私は子供のころ、母から「お前はきりょうが悪いから、せめて、にこにこして人に対しなさい」とよくいわれた。

きりょうを悪く産んだのはおかあさんのせいでしょうと、私はむくれたが、あんまりよくいわれたので、つい、人に会うと、とっておきの笑顔をするようになり、きりょうは悪いけどあの子は、人なつこくて、愛きょうがあるといわれるようになった。

「世間には美人と言われる女もいるけど、とかく器量よく生まれついた女は、子供の頃から甘やかされて育つから、人間が練れてなくて、面白味のない女になっちまう。
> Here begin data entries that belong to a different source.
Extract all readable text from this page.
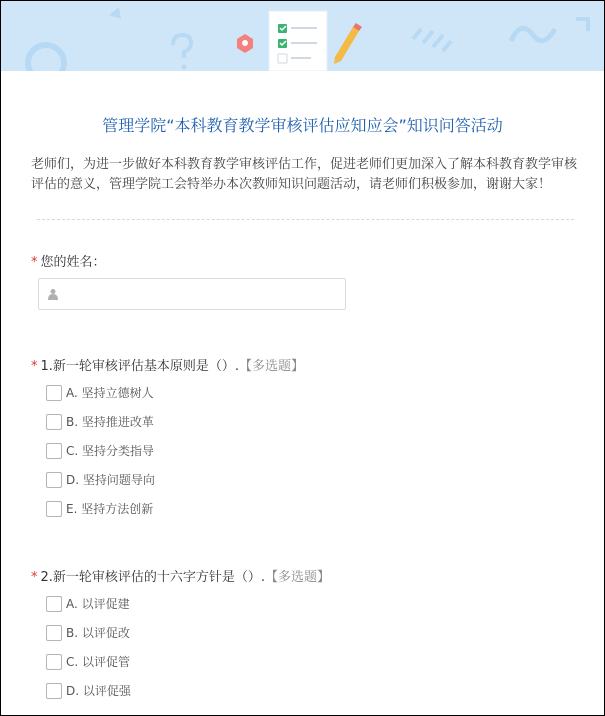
管理学院“本科教育教学审核评估应知应会”知识问答活动
老师们，为进一步做好本科教育教学审核评估工作，促进老师们更加深入了解本科教育教学审核评估的意义，管理学院工会特举办本次教师知识问题活动，请老师们积极参加，谢谢大家！
* 您的姓名：
* 1.新一轮审核评估基本原则是（）.【多选题】
A. 坚持立德树人
B. 坚持推进改革
C. 坚持分类指导
D. 坚持问题导向
E. 坚持方法创新
* 2.新一轮审核评估的十六字方针是（）.【多选题】
A. 以评促建
B. 以评促改
C. 以评促管
D. 以评促强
器量は大したことないのに、ああ、いい女だねえって、人に思わせるのが、ほんとの美人というもんだよ」

『切に生きる』扶桑社


いい女と同様に、いい男、味のある大人の男には、また会いたいと感じさせる余韻がある。

余韻とは、深みであり、陰影だ。

いい女(男)とは…

「酸(す)いも甘いも噛(か)み分ける」という言葉があるが、人生経験を積んで、人の心の機微が分かる粋な人。

散々苦労をしていても、それが少しも顔に出ない人。

愛きょうがあって、笑顔の素敵な人。

持って生まれた器量の良し悪しではなく、「ああ、いい女(男)だねえ」と、しみじみ人に思わせるのが真に魅力的な人。

しみじみとは、心の底から深く感じることであり、余韻。

大人になったら、余韻のある人でありたい。